When you read their transmissions, those things if said today would send the Americans United-types into cardiac arrest. It's unbelievable to them their rendition of American history is so far from the truth.

I could make a near endless list, so don't take the mere citation of only one or two here as the complete list available - that would merely put you into the self-imposed ignorance group.

The above referenced Americans United-types come up with a sentence or two from Jefferson, toss in the word Deist, and try to create a history of America as some secular state threatened with hijack by Christianity.

That is pure foolishness, and an insult to the intelligence of anyone who reads the actual speeches and letters written at the time. Anything said about God, even through the administration of FDR, when said today, evokes the mindless hysteria we continuously see from those types.

Their hysteria comes from their own disconnected fantasies about America's past, combined with senseless Biblical interpretations and their deluded interpretation of America's present religious convictions.

Kenneth E. Lamb

Blog index:

Posted by: Kenneth E. Lamb | June 2, 2006 10:11 AM

Why do these so-called Christians have so little use for Jesus? Why is it always the Ten Commandments and never the Sermon on the Mount? Because Jesus supported separation of Church and State. So does the Constitution.
BVDJ is wrong: you overlook the provisions in Article VI that no religious test shall EVER be required as a qualification to ANY office or public trust under the United States.
Revisionist readings of the Constitution should at least consider the entire document.

Posted by: JMB | June 2, 2006 11:01 AM

edward t;

I have no problem with commandments 2-10, but commandment 1, "Do not have any other gods before Me," strikes me as a bit hard to rationalize in the public sphere.

Posted by: Stuart | June 2, 2006 11:34 AM

The American United-types are truly funny thinking people!

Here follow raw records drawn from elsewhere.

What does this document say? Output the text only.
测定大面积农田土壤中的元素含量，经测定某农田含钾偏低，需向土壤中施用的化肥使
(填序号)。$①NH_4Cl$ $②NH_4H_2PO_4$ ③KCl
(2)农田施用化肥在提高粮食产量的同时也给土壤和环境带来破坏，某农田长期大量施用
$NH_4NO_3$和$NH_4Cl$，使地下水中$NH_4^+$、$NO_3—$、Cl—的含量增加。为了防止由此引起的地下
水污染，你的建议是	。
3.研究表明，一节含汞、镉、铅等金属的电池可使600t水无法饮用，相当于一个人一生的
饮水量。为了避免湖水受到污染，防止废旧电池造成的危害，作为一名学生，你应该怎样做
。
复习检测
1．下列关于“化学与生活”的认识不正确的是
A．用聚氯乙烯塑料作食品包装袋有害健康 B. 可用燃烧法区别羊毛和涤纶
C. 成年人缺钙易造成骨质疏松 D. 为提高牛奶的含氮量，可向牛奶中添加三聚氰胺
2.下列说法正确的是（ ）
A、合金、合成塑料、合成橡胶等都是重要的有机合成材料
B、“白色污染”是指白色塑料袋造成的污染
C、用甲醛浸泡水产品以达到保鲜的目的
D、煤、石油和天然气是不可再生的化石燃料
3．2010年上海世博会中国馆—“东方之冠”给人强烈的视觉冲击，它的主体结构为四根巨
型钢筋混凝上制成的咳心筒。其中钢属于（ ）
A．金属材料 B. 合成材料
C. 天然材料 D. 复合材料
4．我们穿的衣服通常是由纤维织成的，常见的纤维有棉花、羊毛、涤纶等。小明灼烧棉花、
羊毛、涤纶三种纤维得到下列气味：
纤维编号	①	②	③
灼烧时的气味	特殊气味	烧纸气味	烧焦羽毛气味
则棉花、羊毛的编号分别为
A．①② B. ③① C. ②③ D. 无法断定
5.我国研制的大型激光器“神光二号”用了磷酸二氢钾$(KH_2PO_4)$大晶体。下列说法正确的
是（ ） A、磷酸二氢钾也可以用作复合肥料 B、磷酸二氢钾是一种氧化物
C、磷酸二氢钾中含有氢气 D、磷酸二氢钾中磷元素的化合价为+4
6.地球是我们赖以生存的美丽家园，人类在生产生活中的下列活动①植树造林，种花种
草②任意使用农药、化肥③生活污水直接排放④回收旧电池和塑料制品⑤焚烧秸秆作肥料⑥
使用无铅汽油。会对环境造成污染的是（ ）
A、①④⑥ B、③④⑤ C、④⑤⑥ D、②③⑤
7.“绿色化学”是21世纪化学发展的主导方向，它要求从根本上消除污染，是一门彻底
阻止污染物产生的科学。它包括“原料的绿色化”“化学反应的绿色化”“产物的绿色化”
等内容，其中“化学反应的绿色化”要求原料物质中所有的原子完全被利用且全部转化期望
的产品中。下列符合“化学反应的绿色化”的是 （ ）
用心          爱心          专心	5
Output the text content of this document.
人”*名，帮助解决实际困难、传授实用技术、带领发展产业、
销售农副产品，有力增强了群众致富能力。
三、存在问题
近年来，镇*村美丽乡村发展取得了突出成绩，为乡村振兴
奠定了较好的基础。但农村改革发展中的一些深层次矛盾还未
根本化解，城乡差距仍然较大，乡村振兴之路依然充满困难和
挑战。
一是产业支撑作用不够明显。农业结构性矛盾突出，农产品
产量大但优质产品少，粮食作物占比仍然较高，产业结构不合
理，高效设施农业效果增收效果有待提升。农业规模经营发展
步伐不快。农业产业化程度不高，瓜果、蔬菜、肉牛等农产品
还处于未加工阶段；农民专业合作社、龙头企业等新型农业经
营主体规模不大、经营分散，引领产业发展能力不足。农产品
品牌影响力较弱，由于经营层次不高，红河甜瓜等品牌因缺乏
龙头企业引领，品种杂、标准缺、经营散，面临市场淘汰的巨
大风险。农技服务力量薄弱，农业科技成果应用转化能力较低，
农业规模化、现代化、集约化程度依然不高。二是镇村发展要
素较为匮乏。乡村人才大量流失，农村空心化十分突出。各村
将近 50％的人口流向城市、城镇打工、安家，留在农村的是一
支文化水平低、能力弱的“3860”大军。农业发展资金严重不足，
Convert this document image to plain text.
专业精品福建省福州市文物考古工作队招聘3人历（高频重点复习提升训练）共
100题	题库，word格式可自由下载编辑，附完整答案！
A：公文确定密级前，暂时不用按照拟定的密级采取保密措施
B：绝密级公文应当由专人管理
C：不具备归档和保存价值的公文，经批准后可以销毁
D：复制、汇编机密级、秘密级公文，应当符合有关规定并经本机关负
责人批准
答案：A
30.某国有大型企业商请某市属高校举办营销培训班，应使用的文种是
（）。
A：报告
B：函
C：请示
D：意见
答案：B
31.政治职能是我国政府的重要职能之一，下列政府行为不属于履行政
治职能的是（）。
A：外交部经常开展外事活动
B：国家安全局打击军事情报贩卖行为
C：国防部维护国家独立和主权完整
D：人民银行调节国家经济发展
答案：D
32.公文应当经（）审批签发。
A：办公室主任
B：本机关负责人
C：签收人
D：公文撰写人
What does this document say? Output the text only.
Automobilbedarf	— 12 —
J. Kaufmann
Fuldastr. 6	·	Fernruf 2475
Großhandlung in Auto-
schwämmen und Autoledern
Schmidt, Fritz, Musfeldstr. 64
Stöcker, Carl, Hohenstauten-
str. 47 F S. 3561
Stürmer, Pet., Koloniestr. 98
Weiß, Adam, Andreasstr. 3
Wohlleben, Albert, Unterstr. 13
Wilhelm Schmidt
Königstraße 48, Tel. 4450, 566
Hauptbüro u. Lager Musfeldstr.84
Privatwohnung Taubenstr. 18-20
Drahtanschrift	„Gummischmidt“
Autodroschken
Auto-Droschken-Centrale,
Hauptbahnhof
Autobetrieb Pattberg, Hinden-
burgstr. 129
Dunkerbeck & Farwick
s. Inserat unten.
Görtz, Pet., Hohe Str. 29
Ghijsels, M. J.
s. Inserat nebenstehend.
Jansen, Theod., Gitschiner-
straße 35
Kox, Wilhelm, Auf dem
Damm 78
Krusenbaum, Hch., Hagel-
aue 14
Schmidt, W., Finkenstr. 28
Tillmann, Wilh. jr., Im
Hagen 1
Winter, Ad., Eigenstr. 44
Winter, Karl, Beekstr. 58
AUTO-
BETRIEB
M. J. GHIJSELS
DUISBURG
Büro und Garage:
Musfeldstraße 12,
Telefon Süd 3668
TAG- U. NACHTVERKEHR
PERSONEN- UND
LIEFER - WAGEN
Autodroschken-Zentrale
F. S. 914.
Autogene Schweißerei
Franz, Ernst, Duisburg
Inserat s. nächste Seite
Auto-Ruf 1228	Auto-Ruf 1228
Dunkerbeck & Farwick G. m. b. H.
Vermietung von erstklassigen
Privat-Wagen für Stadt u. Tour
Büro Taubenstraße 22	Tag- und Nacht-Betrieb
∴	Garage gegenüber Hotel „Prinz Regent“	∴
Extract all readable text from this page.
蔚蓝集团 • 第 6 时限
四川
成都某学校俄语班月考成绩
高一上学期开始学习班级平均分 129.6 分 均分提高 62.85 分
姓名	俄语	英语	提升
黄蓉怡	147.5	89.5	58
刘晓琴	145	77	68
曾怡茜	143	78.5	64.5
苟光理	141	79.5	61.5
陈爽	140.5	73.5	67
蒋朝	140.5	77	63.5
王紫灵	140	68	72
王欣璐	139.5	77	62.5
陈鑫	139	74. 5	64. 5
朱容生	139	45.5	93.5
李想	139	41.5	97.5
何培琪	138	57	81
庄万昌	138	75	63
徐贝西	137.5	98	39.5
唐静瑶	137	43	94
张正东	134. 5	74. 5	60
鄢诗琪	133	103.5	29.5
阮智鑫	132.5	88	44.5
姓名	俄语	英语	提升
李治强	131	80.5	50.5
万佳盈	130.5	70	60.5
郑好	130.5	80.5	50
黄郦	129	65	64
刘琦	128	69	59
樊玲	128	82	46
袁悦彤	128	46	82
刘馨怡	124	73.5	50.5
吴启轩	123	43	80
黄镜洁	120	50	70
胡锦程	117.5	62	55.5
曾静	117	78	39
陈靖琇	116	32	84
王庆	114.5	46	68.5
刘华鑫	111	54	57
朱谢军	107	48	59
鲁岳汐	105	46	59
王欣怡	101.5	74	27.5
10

I explain why the Biblical citation about Jesus and His remarks about rendering unto Caesar have nothing to do with separation of church and state - in fact, they are a reinforcement of the Jewish theocratic model - and this JMB person blows right by it. He still states Jesus supported separation, all evidence to the contrary.


Even more amazing is his request to examine the Sermon on the Mount.

The American United-types can't get it when there is only one principle at work; the Sermon is totally beyond their comprehension.